I sighed, head resting on the back of the couch. “Jonah didn’t want anyone to know about us until I broke it off.” I raised my glass of orange juice toward him in a mock toast to our own relationship shortcomings.
“If it makes you feel any better, it was obvious anyway. I knew the second I met you. To watch the two of you together, well. You don’t have the best poker face, kid.”
“It’s embarrassing, in hindsight.” I’d fallen for Jonah because he took an interest in me, because he didn’t know anything about me other than what he’d learned in his classroom. It was a thrill when he smiled at a comment I’d made, his face lighting up, surprised. It was a thrill when he’d sent me a text that night, telling me, I’ve been thinking about what you said in class all day. It was thrilling to imagine myself as that person.
“Well, we learn, I guess. I learned I don’t want to get involved with anyone hung up on anyone else, even if it’s just the idea of someone,” Bennett said. “Also made me think twice about ever dating a colleague again.”
He was holding his breath, and I knew he was saying something more.
“To be perfectly honest, I thought you weren’t interested in women, maybe.”
He laughed, surprisingly loud. “Do you think anyone who doesn’t hit on you is gay?”
“Yes,” I said, and he laughed again. “That’s the medicine talking.” It wasn’t just anyone. It was someone who spent as much time with me as he did. But who still kept his distance, kept a part of him closed off. Or maybe we were just too alike.
“Am I a colleague?” I asked, because the rules on this were fuzzy.
“Ish,” he said, grinning. “To be clear, I have not been waiting around for you to get over yourself. I like this.” He gestured to the space between us on the couch. The distance. Or the comfort.
“Maybe we shouldn’t be having this conversation when there’s a crime scene outside my house and I’m hopped up on painkillers.”
“No, this is exactly the right time to do it, so that if it turns out I’ve read the whole thing wrong, we can both chalk it up to a medicine haze, and you’ll forget about it in the chaos of everything else happening.”
Even now, I was comfortable, and I didn’t know whether it was the buzz of the pills or him. I wasn’t good at this, at knowing how to build a long-term connection. But he leaned closer, like he was going to tell me a secret, and then he did: “I was fucking terrified,” he said, his hand shaking in the space between us. I grabbed it, just to get it to stop—because it scared me, the intensity of the reaction. But I understood how a trauma could alter your frame of reference. How, when tragedy was averted, the reaction might swing to the other extreme.
“I’m okay,” I said.
He squeezed my hand once, let it drop between us. “I’m really glad.”
My phone chimed again.
Bennett pulled away, rolled his eyes. “You better get back to him so we don’t have to listen to this all day.”
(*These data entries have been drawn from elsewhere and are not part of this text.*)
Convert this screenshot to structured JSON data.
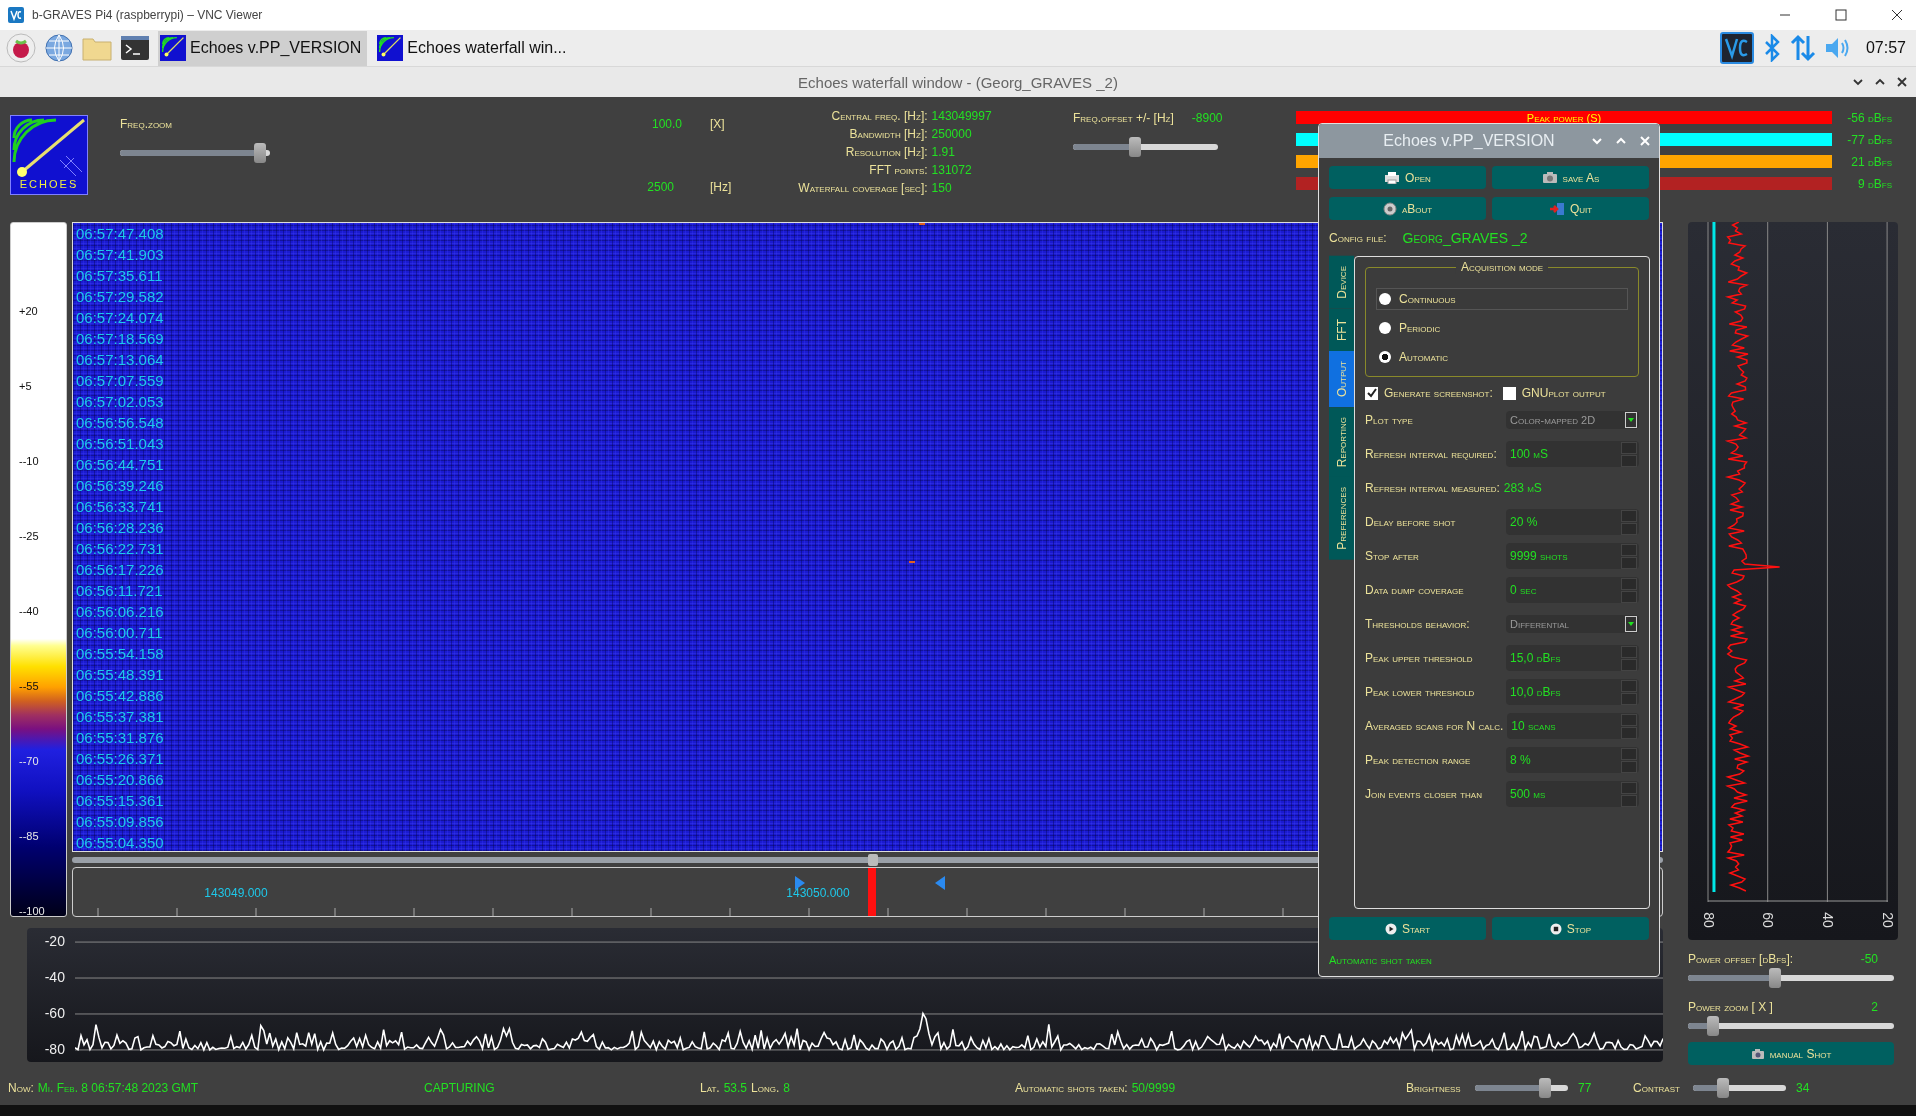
{
  "vnc_window": {
    "title": "b-GRAVES Pi4 (raspberrypi) – VNC Viewer"
  },
  "taskbar": {
    "tasks": [
      {
        "label": "Echoes v.PP_VERSION",
        "selected": true
      },
      {
        "label": "Echoes waterfall win...",
        "selected": false
      }
    ],
    "clock": "07:57"
  },
  "window": {
    "title": "Echoes waterfall window - (Georg_GRAVES _2)"
  },
  "header": {
    "logo_text": "ECHOES",
    "freq_zoom": {
      "label": "Freq.zoom",
      "level": 0.93,
      "value": "100.0",
      "unit": "[X]"
    },
    "span": {
      "value": "2500",
      "unit": "[Hz]"
    }
  },
  "info": [
    {
      "label": "Central freq. [Hz]:",
      "value": "143049997"
    },
    {
      "label": "Bandwidth  [Hz]:",
      "value": "250000"
    },
    {
      "label": "Resolution [Hz]:",
      "value": "1.91"
    },
    {
      "label": "FFT points:",
      "value": "131072"
    },
    {
      "label": "Waterfall coverage [sec]:",
      "value": "150"
    }
  ],
  "freq_offset": {
    "label": "Freq.offset +/- [Hz]",
    "value": "-8900",
    "level": 0.43
  },
  "power_bars": [
    {
      "label": "Peak power (S)",
      "color": "#ff0000",
      "reading": "-56 dBfs"
    },
    {
      "color": "#00ffff",
      "reading": "-77 dBfs"
    },
    {
      "color": "#ffa500",
      "reading": "21 dBfs"
    },
    {
      "color": "#b22222",
      "reading": "9 dBfs"
    }
  ],
  "color_scale": {
    "labels": [
      "+20",
      "+5",
      "--10",
      "--25",
      "--40",
      "--55",
      "--70",
      "--85",
      "--100"
    ]
  },
  "waterfall": {
    "timestamps": [
      "06:57:47.408",
      "06:57:41.903",
      "06:57:35.611",
      "06:57:29.582",
      "06:57:24.074",
      "06:57:18.569",
      "06:57:13.064",
      "06:57:07.559",
      "06:57:02.053",
      "06:56:56.548",
      "06:56:51.043",
      "06:56:44.751",
      "06:56:39.246",
      "06:56:33.741",
      "06:56:28.236",
      "06:56:22.731",
      "06:56:17.226",
      "06:56:11.721",
      "06:56:06.216",
      "06:56:00.711",
      "06:55:54.158",
      "06:55:48.391",
      "06:55:42.886",
      "06:55:37.381",
      "06:55:31.876",
      "06:55:26.371",
      "06:55:20.866",
      "06:55:15.361",
      "06:55:09.856",
      "06:55:04.350"
    ]
  },
  "freq_axis": {
    "labels": [
      "143049.000",
      "143050.000"
    ]
  },
  "spectrum": {
    "y_labels": [
      "-20",
      "-40",
      "-60",
      "-80"
    ]
  },
  "power_plot": {
    "x_labels": [
      "80",
      "60",
      "40",
      "20"
    ]
  },
  "power_offset": {
    "label": "Power offset [dBfs]:",
    "value": "-50",
    "level": 0.42
  },
  "power_zoom": {
    "label": "Power zoom  [ X ]",
    "value": "2",
    "level": 0.12
  },
  "manual_shot_button": "manual Shot",
  "status_bar": {
    "now_label": "Now:",
    "now_value": "Mi. Feb. 8 06:57:48 2023 GMT",
    "state": "CAPTURING",
    "lat_label": "Lat.",
    "lat": "53.5",
    "long_label": "Long.",
    "long": "8",
    "shots_label": "Automatic shots taken:",
    "shots": "50/9999",
    "brightness": {
      "label": "Brightness",
      "value": "77",
      "level": 0.75
    },
    "contrast": {
      "label": "Contrast",
      "value": "34",
      "level": 0.32
    }
  },
  "dialog": {
    "title": "Echoes v.PP_VERSION",
    "buttons": [
      "Open",
      "save As",
      "aBout",
      "Quit"
    ],
    "config_label": "Config file:",
    "config_value": "Georg_GRAVES _2",
    "tabs": [
      {
        "label": "Device",
        "selected": false
      },
      {
        "label": "FFT",
        "selected": false
      },
      {
        "label": "Output",
        "selected": true
      },
      {
        "label": "Reporting",
        "selected": false
      },
      {
        "label": "Preferences",
        "selected": false
      }
    ],
    "acquisition": {
      "title": "Acquisition mode",
      "options": [
        {
          "label": "Continuous",
          "selected": false,
          "focused": true
        },
        {
          "label": "Periodic",
          "selected": false,
          "focused": false
        },
        {
          "label": "Automatic",
          "selected": true,
          "focused": false
        }
      ]
    },
    "checks": [
      {
        "label": "Generate screenshot:",
        "checked": true
      },
      {
        "label": "GNUplot output",
        "checked": false
      }
    ],
    "rows": [
      {
        "kind": "dropdown",
        "label": "Plot type",
        "value": "Color-mapped 2D",
        "disabled": true
      },
      {
        "kind": "spin",
        "label": "Refresh interval  required:",
        "value": "100 mS"
      },
      {
        "kind": "readout",
        "label": "Refresh interval measured:",
        "value": "283 mS"
      },
      {
        "kind": "spin",
        "label": "Delay before shot",
        "value": "20 %"
      },
      {
        "kind": "spin",
        "label": "Stop after",
        "value": "9999 shots"
      },
      {
        "kind": "spin",
        "label": "Data dump coverage",
        "value": "0 sec"
      },
      {
        "kind": "dropdown",
        "label": "Thresholds behavior:",
        "value": "Differential",
        "disabled": true
      },
      {
        "kind": "spin",
        "label": "Peak upper threshold",
        "value": "15,0 dBfs"
      },
      {
        "kind": "spin",
        "label": "Peak lower threshold",
        "value": "10,0 dBfs"
      },
      {
        "kind": "spin",
        "label": "Averaged scans for N calc.",
        "value": "10 scans"
      },
      {
        "kind": "spin",
        "label": "Peak detection range",
        "value": "8 %"
      },
      {
        "kind": "spin",
        "label": "Join events closer than",
        "value": "500 ms"
      }
    ],
    "action_buttons": [
      "Start",
      "Stop"
    ],
    "status": "Automatic shot taken"
  }
}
I picked the phone up, scrolled through Jonah’s string of messages, feeling nothing. Bennett stood, and I caught him staring out the window. I wrote back to Jonah: This is a really bad time. Please stop calling.
“What do you think happened out there?” I asked. Elyse had provided a safe theory, but I knew Bennett’s would cut closer to the truth.
“I think we’re about to find out,” he said.
I craned my neck, even though of course I knew. Detective Rigby was on her way.
TRANSCRIPT—WPBC CHANNEL 9
OCTOBER 19, 2000, 7:17 P.M.
We interrupt the scheduled programming with some breaking news. Arden Maynor, the little girl who was swept away during a storm in Widow Hills, Kentucky, has been found. We repeat, Arden Maynor has been located.
Early reports indicate that she is alive but trapped. After nearly three days of searching, a cheer erupted outside the volunteer headquarters.
We’re trying to get to the scene, and as soon as we do, we will bring you right there. Until then, stay tuned.
CHAPTER 11
Saturday, 4:30 p.m.
BENNETT LET DETECTIVE RIGBY inside. He introduced himself, shaking her hand.
Her gaze slid from Bennett to me, sitting on the couch, leg elevated on the coffee table. “I’m glad you’ve got people checking in on you, Olivia,” she said. “How are you feeling?”
“Better,” I said, and it was true. It was a terrible thing that had happened, but terrible things happened everywhere—I saw them come in every day at work.
My friends had come to help. It didn’t have to be how it was in the past.
She sat in the armchair beside the couch, and Bennett took our empty glasses to the kitchen, giving us the illusion of privacy.
“Did you take my advice and write down your memories of yesterday evening? I’d like to revisit a few points.”
I shook my head. “No, sorry, the medicine made me fall asleep pretty much as soon as we got back. I just got up.” I gestured to my wet hair as evidence.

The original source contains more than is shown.